Notes (Musical and Other)
Fest attendees were treated to performances by Public Enemy (in Dallas for the documentary about their music, Public Enemy: Welcome to the Terrordome, and The Polyphonic Spree, which sent the fest out on a high note with a spectacular performance at House of Blues for the Closing Night bash. There was also a special screening of The Wizard of Oz at Myerson Hall with a live score performed by the symphony. Unfortunately, I wasn't able to get into the sold-out screening, but folks who were there called it "an event to remember," and a fest board member promised that they have plans to have more special screenings at future fests.
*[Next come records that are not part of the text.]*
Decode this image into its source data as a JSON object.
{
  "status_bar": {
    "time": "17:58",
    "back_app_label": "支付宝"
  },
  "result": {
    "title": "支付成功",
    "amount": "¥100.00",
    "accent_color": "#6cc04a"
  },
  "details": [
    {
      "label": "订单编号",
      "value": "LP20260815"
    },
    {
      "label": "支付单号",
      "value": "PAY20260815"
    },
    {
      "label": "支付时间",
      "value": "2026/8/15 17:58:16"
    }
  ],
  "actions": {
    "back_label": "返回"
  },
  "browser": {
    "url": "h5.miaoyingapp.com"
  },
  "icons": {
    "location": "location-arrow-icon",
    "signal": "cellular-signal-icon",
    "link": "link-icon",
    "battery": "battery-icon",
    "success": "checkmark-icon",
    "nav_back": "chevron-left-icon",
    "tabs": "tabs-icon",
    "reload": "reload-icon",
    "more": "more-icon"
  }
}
The festival lounge was a highlight this year; it was beautifully decorated and stocked round-the-clock with snackage and yummy finger foods. A nightly open bar featuring special drinks the "Bullseye" and the "Targetini," DJs keeping the lounge rocking until the wee hours, and Guitar Hero action in an adjacent room kept fest attendees returning night after night for unwinding after a hard day of screening films.
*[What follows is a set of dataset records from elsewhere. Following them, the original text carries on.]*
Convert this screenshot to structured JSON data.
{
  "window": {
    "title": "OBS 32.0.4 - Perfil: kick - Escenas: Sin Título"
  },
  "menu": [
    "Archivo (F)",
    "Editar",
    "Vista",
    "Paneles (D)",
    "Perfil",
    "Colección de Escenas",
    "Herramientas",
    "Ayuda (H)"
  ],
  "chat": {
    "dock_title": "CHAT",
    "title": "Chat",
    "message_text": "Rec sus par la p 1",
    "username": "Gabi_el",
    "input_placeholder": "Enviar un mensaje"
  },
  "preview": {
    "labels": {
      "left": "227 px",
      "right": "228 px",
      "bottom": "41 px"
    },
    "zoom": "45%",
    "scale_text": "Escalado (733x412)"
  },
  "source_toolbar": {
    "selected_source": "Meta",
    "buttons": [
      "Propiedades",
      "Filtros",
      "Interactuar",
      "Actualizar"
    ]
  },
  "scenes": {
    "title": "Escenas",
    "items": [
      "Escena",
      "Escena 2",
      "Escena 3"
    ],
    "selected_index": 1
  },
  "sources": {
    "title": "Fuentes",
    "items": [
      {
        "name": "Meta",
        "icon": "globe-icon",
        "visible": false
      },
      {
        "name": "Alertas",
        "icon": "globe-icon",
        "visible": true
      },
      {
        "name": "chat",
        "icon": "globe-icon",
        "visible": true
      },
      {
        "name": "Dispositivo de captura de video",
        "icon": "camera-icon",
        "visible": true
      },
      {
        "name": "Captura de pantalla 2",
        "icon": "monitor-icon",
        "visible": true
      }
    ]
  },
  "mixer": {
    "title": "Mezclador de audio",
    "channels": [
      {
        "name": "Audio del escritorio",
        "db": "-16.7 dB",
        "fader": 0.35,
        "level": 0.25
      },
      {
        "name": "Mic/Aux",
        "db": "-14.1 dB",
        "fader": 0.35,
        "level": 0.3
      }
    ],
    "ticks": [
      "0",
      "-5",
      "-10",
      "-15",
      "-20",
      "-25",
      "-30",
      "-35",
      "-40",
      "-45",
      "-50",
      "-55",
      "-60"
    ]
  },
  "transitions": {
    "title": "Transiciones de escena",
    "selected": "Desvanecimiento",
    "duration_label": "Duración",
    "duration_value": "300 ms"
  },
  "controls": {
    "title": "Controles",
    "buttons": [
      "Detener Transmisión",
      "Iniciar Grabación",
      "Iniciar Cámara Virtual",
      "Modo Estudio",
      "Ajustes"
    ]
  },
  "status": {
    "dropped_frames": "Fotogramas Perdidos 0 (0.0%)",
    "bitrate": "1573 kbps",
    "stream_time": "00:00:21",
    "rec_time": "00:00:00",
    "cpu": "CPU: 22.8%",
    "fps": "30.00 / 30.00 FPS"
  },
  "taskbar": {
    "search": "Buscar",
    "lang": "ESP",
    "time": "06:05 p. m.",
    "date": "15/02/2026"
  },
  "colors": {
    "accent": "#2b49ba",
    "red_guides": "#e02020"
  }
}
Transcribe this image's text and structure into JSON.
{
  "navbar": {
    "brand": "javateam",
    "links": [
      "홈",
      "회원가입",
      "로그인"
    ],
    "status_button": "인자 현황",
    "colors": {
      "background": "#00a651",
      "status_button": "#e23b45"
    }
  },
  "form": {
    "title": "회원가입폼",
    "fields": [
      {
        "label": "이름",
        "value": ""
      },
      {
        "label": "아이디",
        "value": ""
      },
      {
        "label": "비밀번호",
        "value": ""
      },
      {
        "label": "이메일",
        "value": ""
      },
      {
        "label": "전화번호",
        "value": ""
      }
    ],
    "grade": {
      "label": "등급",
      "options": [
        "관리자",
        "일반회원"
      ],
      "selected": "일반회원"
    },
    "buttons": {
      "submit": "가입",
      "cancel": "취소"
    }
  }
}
Also, I have to note that the shuttle service this year really made the fest easier on badgeholders. With screenings set at multiple venues around town, being able to catch a Lexus shuttle and be driven through the Dallas traffic by folks who know more about navigating it than those of us in from out of town made it much easier to get where you needed to go on time. I talked to many attendees who raved about how great the shuttle service was -- it's one improvement I hope they'll keep for next year.
The W Hotel is a great location for fest attendees to bunk down. It's located directly across the street from Festival Headquarters and the Lounge, and the fest hosted several events there, including panel discussions on the hotel's stunning Wet Deck up on the 16th floor, with a panoramic view of the Dallas skyline. I enjoyed taking in the Dallas nightlife scenery there; the hotel hosts Craft restaurant, one of the best (and spendiest!) eateries in town, and the chef there, upon learning that my daughter aspires to be a chef herself, very kindly gave her a tour of the kitchen, in spite of being surpised by Charlize Theron's VIP entourage arriving for a late lunch.
The Ghost Bar, where a couple of fest parties were held, is a happening place on the Dallas nightclub scene, frequented by many Dallas blondes in very skimpy (and presumably expensive) dresses -- it's definitely a "beautiful people" kind of place. The fest overall is much trendier and dressier than Austin's laid-back SXSW, with designer duds and valet parking in adundance, but still retains a "Texas-friendly" charm and openness.
Dallas is a friendly town, and the folks who live there have embraced the AFI Dallas Film Festival with open arms. Most of the screenings I attended, including kid-friendly screenings of Nim's Island and The Diamond Dog Caper, we're packed with enthusastic audiences. They had interesting, intelligent questions for the Q&As (and most of the audience stuck around for every Q&A, as well). Dallas is lucky to have AFI running this fest. With Michael Cain
e (who formerly ran the Deep Ellum Film Festival) at the helm, I look for AFI Dallas to continue to grow in prestige and excellence next year.
*Thanks to Robert Wilonksy for correcting me on misspelling Michael Cain's last name. I know Michael, and do know how he spells his name, I just screwed that up. He's a very nice guy, so hopefully he will forgive me.